David Nickol and Howard Kainz discussed whether Freud believed homosexuality to be a neurosis. I interjected:

David and Howard, why are you even concerned about what Freud thought of homosexuality? As the founder of psychoanalysis, he was a hugely important figure, but he was wrong about almost everything, and his theories were based on very limited numbers of case studies and were unfalsifiable. For the latest and greatest on homosexuality, you’ll need to look to sciences that didn’t even exist in Freud’s time, starting with neuroscience. There’s an abundance of reliable information out there. You could start with the APA. Or you could just google a few terms and be careful to avoid any so-called “studies” that emanate from religious institutions, because they are likely to be biased. Remember: religion starts with conclusions; science starts with data.

David Nickol responded:

You are, of course, correct. The consensus about homosexuality among psychiatrists and psychologists, and the agreement of the AMA and almost all other medical associations counts for almost nothing in discussions about homosexuality here. However, studies that purport to show negative aspects of homosexuality or gay people are accepted without question.

Yan wrote:

SmokingHow can you possibly quote approvingly the BMJ statement that there is no basis in evidence for homosexuality being a disorder? What about all the evidence that made the profession almost universally conclude that it is was a disorder prior to 1973? Did this evidence disappear? Has all the evidence stopped coming in?

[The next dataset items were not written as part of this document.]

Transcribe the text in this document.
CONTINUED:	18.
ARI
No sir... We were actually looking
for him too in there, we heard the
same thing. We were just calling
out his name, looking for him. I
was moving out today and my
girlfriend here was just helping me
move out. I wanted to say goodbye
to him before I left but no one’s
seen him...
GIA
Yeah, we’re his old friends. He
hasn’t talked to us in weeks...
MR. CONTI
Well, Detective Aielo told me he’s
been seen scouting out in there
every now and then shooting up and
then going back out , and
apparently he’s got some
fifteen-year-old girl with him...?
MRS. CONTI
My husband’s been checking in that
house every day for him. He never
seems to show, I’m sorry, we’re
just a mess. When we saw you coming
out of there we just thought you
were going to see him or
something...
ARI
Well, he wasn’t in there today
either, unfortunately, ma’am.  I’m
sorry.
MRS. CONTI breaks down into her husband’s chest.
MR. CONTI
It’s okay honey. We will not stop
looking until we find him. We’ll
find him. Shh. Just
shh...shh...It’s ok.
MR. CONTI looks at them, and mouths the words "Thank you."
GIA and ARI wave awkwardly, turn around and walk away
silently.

What both you and the BMJ statement do is conflate evidence with a conclusion based on the evidence. What has changed is the conclusion from the evidence, not the evidence itself. It is fair to observe that this conclusion is what most of the smart people think and to give it the weight due to the opinion of smart people generally. But it is also fair to observe that previously most of the smart people thought the opposite.

When you say there is no evidence, that is shorthand for saying, ‘don’t argue with me. My mind is made up.’

Apparently you have no use for Church teaching in this regard. However, it is not right to say the Church has no competence in the area of mental health. Psychology is the study of psyche, the soul. The Church has deeply concerned itself with the health of the soul for 2000 years. You should acquaint yourself with some of the treasures it has accumulated in that regard over these past 2 millennia.

To which I responded:

ComputerYan, you ask why I discount pre-1973 science about homosexuality? It’s for the same reason that I discount pre-1973 science about aeronautics, cancer, electronics, climate change, the effects of smoking, and just about everything else. Science progresses. Why look to Kepler for information about the stars when you can visit the NASA website?

And no, the evidence hasn’t stopped coming in about homosexuality or about climate change. But we do know that homosexuality is not a disorder and that anthropogenic climate change is a reality.

I maintain that the only real purpose of these bizarre, evidence-free discussions about homosexuality is bias-confirmation. You and other bloggers here are studiously avoiding the scientific consensus about homosexuality because you are committed to upholding the Church’s teachings, which, in your view, will always trump any amount of science.

What is dishonest about these discussions is that they pretend to respect science when they don’t. To maintain this pretense, they will draw support in the form of “scientific” studies that are in fact only junk science pumped out in support of foregone conclusions about homosexuality. This is not science. It is the antithesis of science.

What would it take to convince you that homosexuality is NOT a disorder? I maintain that nothing could convince you, because you’re not honestly interested in evidence.